Yes. So obviously, the first step in terms of what we had under our control in terms of maintaining our cash runway was to take that decisive action for the restructuring. The one thing we can't really do right now is project our growth because, obviously, you saw in August, the first 3 weeks, which we gave the vial count on was not too dissimilar to the average for Q2. We made that point. The next 2 weeks in August, you wouldn't expect meteoric growth in the end of August, right? So at the end of the day, what we need really is September, probably October when we get our permanent J-Code activated to really think about what that trajectory, that growth rate would look like going forward. And I think we can give some guidance on our earnings in terms of cash runway at that point.

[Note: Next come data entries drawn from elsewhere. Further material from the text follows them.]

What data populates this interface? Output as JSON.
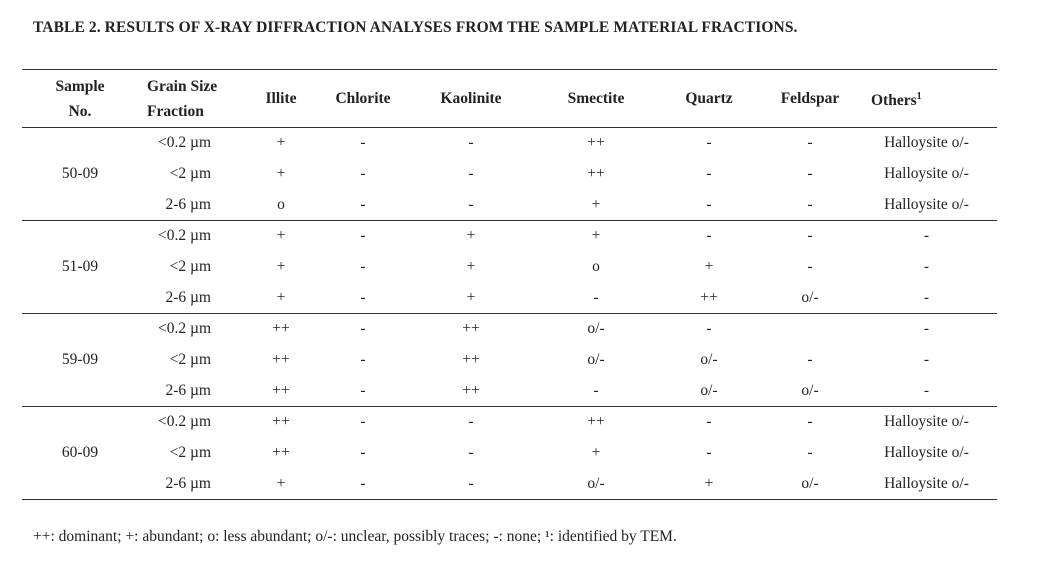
{
  "title": "TABLE 2. RESULTS OF X-RAY DIFFRACTION ANALYSES FROM THE SAMPLE MATERIAL FRACTIONS.",
  "headers": {
    "sample": "Sample No.",
    "grain": "Grain Size Fraction",
    "illite": "Illite",
    "chlorite": "Chlorite",
    "kaolinite": "Kaolinite",
    "smectite": "Smectite",
    "quartz": "Quartz",
    "feldspar": "Feldspar",
    "others": "Others",
    "others_sup": "1"
  },
  "groups": [
    {
      "sample": "50-09",
      "rows": [
        [
          "<0.2 µm",
          "+",
          "-",
          "-",
          "++",
          "-",
          "-",
          "Halloysite o/-"
        ],
        [
          "<2 µm",
          "+",
          "-",
          "-",
          "++",
          "-",
          "-",
          "Halloysite o/-"
        ],
        [
          "2-6 µm",
          "o",
          "-",
          "-",
          "+",
          "-",
          "-",
          "Halloysite o/-"
        ]
      ]
    },
    {
      "sample": "51-09",
      "rows": [
        [
          "<0.2 µm",
          "+",
          "-",
          "+",
          "+",
          "-",
          "-",
          "-"
        ],
        [
          "<2 µm",
          "+",
          "-",
          "+",
          "o",
          "+",
          "-",
          "-"
        ],
        [
          "2-6 µm",
          "+",
          "-",
          "+",
          "-",
          "++",
          "o/-",
          "-"
        ]
      ]
    },
    {
      "sample": "59-09",
      "rows": [
        [
          "<0.2 µm",
          "++",
          "-",
          "++",
          "o/-",
          "-",
          "",
          "-"
        ],
        [
          "<2 µm",
          "++",
          "-",
          "++",
          "o/-",
          "o/-",
          "-",
          "-"
        ],
        [
          "2-6 µm",
          "++",
          "-",
          "++",
          "-",
          "o/-",
          "o/-",
          "-"
        ]
      ]
    },
    {
      "sample": "60-09",
      "rows": [
        [
          "<0.2 µm",
          "++",
          "-",
          "-",
          "++",
          "-",
          "-",
          "Halloysite o/-"
        ],
        [
          "<2 µm",
          "++",
          "-",
          "-",
          "+",
          "-",
          "-",
          "Halloysite o/-"
        ],
        [
          "2-6 µm",
          "+",
          "-",
          "-",
          "o/-",
          "+",
          "o/-",
          "Halloysite o/-"
        ]
      ]
    }
  ],
  "footnote": "++: dominant; +: abundant; o: less abundant; o/-: unclear, possibly traces; -: none; ¹: identified by TEM."
}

And Tim, that's a good point in terms of timing. I mean, does October with the J-Code as well as just the passage of time if we assume the vasculitis event where it stays where it is in this neighborhood? Would that be the point where you would start to expect that you would want to sort of put pedal to the metal in terms of getting your messaging and really focus on driving volume again?

As far as I'm concerned, we aren't pedaling.

But I guess, do you think that that's the point where some accounts that maybe have held back for different reasons when they get the J-Code will sort of lubricate so to speak?

My hope and sense is that there's like a little bit of a moment of let's see how big and problematic this is. I think once that is done, then you're going to end up in the next phase where I think the unmet need in this disease and the desire for patients to be treated, as you mentioned, right, that does not go away. It's still there. And I think, again, the balance with the efficacy data, I mean, most physicians don't know yet how good it can be, right? If you stay on treatment long enough. That's incredibly positive news for patients. It's a message of hope and when put against the context of these very, very rare events provides kind of a proper balance that can be discussed between physicians and patients.

And I think one point to clarify for people with the restructuring, the commercial effort behind EMPAVELI really is not being affected. And so we shouldn't think about any impact on that opportunity over the long term.

Really, neither of the commercial products were -- none of the customer in the front-facing commercialization is none, but very few of the cuts were in the front-facing commercial effort for SYFOVRE or EMPAVELI.

Okay. I think we're out of time. One final question I would throw out. When do you expect to sort of again come back to investors as well as the retina community with another update in terms of cases and the ongoing investigation?

Yes. So for us, it's -- the most important is, of course, the physician community, making sure that they continue to prescribe. That's what we'll ultimately make investors happy as well, of course. And so we're kind of figuring out what is a cadence that makes sense to them. I think the update that we did 2 weeks ago was very well received. We have Retina Society in the middle of October. We have AAO in the beginning of November. So in the near future, there will be other opportunities associated with or in the neighborhood of these conferences.

Okay. Great. So with that, I think we'll wrap up. Thank you so much.